Marcher change la façon dont on voit l'île : on entend les coqs, on croise les gens, on s'arrête devant les cases. Le seul vrai obstacle est le relief, qui monte et descend constamment, et la chaleur de la mi-journée.

Le scooter

Autour de trente euros la journée, le grand classique. Il avale les côtes, il se gare partout, et il donne accès à toute l'île en dix minutes. Il faut un permis, un casque, et une vraie prudence : les routes sont étroites, sans accotement, souvent en pente, et les scooters de location sont des machines fatiguées par le sel. Le gravier des virages ne pardonne pas.

La voiturette électrique

Entre cinquante et soixante euros la journée, c'est le choix des familles et des groupes. Quatre places, un coffre pour les serviettes et la glacière, aucun risque de chute, et un silence appréciable. Elle circule partout sur l'île. En haute saison, elle se réserve à l'avance : le parc est limité, et les premiers arrivés du matin les prennent toutes.

Le vélo électrique

Autour de vingt-cinq euros la journée, et le bon compromis. L'assistance efface le relief, qui est le seul argument contre le vélo ici, et l'on garde le plaisir de rouler à l'air libre sans permis ni casque intégral. C'est aussi la solution la plus discrète dans un village où tout le monde circule à pied.

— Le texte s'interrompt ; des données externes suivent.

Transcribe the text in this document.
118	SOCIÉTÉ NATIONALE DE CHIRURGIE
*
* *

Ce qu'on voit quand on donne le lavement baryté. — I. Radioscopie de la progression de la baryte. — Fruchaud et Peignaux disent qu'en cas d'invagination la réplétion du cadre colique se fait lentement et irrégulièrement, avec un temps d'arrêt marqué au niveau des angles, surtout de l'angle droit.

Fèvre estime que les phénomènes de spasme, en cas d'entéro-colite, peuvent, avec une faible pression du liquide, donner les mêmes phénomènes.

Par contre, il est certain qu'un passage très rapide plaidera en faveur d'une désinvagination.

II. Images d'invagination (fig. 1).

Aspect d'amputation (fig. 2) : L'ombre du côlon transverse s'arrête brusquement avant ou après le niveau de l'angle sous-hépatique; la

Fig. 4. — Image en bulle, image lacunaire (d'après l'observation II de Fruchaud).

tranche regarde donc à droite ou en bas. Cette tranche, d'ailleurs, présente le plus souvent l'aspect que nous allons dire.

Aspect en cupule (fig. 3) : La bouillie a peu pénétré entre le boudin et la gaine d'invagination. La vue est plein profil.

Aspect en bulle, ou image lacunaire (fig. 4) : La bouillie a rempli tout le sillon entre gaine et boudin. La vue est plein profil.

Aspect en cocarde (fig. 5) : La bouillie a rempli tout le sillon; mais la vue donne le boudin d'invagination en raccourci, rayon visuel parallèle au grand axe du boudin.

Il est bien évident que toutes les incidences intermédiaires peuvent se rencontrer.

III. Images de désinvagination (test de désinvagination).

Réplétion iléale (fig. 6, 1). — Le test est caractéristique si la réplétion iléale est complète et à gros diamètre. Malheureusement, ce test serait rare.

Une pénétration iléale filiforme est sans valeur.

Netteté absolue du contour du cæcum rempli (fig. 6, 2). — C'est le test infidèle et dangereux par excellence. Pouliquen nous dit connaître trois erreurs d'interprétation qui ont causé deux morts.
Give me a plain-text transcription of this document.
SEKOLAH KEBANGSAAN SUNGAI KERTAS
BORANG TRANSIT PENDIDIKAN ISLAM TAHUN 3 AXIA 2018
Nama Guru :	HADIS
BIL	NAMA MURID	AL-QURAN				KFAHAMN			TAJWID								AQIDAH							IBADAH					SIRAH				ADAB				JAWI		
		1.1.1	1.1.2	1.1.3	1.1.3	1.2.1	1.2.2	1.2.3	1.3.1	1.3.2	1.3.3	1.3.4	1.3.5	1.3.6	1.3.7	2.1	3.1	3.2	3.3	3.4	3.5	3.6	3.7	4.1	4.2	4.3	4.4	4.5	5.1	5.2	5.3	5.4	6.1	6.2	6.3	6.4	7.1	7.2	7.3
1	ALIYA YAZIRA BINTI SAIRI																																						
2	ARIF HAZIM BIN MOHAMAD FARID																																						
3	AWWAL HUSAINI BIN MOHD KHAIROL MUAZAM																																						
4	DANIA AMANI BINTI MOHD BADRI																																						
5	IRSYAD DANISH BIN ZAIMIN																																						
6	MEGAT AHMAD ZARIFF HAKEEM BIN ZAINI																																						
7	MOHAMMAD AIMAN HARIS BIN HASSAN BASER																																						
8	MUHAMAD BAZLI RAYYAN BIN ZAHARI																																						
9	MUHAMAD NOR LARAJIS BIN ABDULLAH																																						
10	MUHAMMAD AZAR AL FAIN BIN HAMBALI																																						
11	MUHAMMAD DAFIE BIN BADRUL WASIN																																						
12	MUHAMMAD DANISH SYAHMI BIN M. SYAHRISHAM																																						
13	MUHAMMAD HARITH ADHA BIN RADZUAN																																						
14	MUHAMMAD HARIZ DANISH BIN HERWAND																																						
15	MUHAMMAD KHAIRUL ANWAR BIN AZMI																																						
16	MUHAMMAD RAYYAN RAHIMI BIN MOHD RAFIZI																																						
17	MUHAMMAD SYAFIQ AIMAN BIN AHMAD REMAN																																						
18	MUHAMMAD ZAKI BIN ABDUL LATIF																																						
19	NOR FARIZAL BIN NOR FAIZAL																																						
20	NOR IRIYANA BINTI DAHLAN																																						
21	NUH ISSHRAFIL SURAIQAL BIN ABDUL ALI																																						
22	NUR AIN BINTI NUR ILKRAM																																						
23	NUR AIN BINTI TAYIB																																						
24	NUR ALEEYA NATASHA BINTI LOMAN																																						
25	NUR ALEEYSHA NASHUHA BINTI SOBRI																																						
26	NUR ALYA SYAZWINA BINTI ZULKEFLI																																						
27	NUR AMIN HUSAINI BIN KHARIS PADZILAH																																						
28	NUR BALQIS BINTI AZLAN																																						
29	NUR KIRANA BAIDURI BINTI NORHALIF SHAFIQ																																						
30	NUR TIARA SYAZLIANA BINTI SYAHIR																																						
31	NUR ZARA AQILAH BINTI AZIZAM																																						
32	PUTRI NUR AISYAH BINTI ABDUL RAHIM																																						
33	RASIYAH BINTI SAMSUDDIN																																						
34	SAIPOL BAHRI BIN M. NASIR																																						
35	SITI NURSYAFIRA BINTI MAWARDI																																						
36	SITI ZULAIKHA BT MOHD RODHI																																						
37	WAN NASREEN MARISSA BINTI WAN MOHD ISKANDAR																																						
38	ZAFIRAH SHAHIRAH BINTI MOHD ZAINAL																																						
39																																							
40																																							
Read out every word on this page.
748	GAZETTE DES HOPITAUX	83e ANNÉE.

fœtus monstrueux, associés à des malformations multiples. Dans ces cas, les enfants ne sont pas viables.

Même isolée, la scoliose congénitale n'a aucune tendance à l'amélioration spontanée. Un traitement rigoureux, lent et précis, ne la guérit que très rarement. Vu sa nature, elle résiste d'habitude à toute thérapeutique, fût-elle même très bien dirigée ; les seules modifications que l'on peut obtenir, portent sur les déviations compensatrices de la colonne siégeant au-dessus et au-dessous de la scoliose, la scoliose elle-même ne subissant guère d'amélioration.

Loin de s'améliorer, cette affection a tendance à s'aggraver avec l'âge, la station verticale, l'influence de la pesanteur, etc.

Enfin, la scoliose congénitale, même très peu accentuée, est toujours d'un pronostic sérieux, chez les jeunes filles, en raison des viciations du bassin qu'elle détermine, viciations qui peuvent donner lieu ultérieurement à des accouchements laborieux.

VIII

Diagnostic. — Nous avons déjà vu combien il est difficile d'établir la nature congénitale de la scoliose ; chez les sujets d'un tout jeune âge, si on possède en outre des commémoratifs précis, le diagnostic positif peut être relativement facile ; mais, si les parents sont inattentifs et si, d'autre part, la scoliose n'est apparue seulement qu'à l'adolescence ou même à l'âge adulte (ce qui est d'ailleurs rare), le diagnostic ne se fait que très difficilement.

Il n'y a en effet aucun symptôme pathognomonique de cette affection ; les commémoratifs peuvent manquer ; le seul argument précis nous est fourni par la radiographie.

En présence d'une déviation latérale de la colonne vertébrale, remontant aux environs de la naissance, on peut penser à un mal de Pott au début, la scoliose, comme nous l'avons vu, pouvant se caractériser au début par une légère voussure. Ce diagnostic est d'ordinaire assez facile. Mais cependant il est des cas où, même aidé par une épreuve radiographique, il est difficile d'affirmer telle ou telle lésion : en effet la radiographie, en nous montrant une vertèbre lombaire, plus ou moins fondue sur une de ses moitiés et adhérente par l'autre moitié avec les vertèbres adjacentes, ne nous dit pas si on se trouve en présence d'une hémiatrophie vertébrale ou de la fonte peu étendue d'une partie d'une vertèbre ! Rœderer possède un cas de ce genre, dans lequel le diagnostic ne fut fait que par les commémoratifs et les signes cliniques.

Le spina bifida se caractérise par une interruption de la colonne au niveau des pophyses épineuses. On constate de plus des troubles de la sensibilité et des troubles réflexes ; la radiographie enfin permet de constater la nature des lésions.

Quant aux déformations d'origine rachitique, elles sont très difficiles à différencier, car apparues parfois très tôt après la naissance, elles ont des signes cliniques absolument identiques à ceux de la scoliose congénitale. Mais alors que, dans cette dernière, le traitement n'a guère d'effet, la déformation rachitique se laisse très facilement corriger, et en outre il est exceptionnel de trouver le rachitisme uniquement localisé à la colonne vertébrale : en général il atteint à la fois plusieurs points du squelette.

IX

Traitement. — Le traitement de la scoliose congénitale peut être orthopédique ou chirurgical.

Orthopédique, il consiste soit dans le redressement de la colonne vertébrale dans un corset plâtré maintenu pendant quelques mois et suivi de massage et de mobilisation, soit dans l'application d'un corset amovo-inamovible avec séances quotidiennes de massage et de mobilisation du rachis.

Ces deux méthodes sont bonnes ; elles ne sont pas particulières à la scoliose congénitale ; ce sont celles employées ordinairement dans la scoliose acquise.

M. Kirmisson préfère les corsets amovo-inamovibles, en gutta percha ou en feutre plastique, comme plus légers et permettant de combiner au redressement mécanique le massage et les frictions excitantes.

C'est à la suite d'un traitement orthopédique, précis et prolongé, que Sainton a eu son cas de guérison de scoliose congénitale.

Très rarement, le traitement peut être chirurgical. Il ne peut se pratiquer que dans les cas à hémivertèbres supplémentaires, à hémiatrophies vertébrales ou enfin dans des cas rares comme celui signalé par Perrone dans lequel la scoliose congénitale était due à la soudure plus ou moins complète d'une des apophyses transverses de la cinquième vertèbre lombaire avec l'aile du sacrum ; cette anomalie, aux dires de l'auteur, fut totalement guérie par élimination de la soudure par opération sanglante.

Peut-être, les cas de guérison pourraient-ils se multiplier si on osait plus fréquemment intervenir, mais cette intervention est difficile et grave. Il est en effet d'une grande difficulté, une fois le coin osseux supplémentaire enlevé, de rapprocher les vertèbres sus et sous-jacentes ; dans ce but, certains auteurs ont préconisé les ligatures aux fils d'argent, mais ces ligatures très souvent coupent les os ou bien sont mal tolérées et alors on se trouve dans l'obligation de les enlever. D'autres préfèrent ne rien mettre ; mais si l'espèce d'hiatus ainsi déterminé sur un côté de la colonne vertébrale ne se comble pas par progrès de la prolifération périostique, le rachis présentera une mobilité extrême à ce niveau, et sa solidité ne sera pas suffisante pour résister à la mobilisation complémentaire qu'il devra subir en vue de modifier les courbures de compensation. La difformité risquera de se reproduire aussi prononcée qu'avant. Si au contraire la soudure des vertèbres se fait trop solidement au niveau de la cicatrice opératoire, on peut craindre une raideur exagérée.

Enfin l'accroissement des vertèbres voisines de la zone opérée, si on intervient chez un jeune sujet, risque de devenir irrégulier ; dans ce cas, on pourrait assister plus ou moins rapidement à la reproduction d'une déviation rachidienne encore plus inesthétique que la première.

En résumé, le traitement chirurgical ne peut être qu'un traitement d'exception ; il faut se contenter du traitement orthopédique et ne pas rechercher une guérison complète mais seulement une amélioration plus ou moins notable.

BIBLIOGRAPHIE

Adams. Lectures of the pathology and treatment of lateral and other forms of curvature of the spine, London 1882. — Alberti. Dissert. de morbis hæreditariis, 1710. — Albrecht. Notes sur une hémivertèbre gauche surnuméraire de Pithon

Ce qu'il faut savoir dans tous les cas

  • Les loueurs sont au débarcadère ou à quelques dizaines de mètres. Inutile de réserver un transfert.
  • Le carburant et la caution se règlent au comptoir, jamais en ligne.
  • Les stations-service se comptent sur les doigts d'une main, et ferment tôt.
  • La priorité est aux piétons, en pratique comme en droit : le bourg est un village, pas une voirie.
  • Une journée suffit souvent. Beaucoup de visiteurs louent un engin pour la seule journée où ils veulent aller loin, et marchent le reste du temps. C'est le meilleur calcul.

Les tarifs cités sont indicatifs et varient selon la saison et la durée. Les loueurs qui tiennent leur fiche sur ce site affichent leur flotte, leurs prix et leurs conditions, et acceptent les demandes en ligne, sans paiement à l'avance.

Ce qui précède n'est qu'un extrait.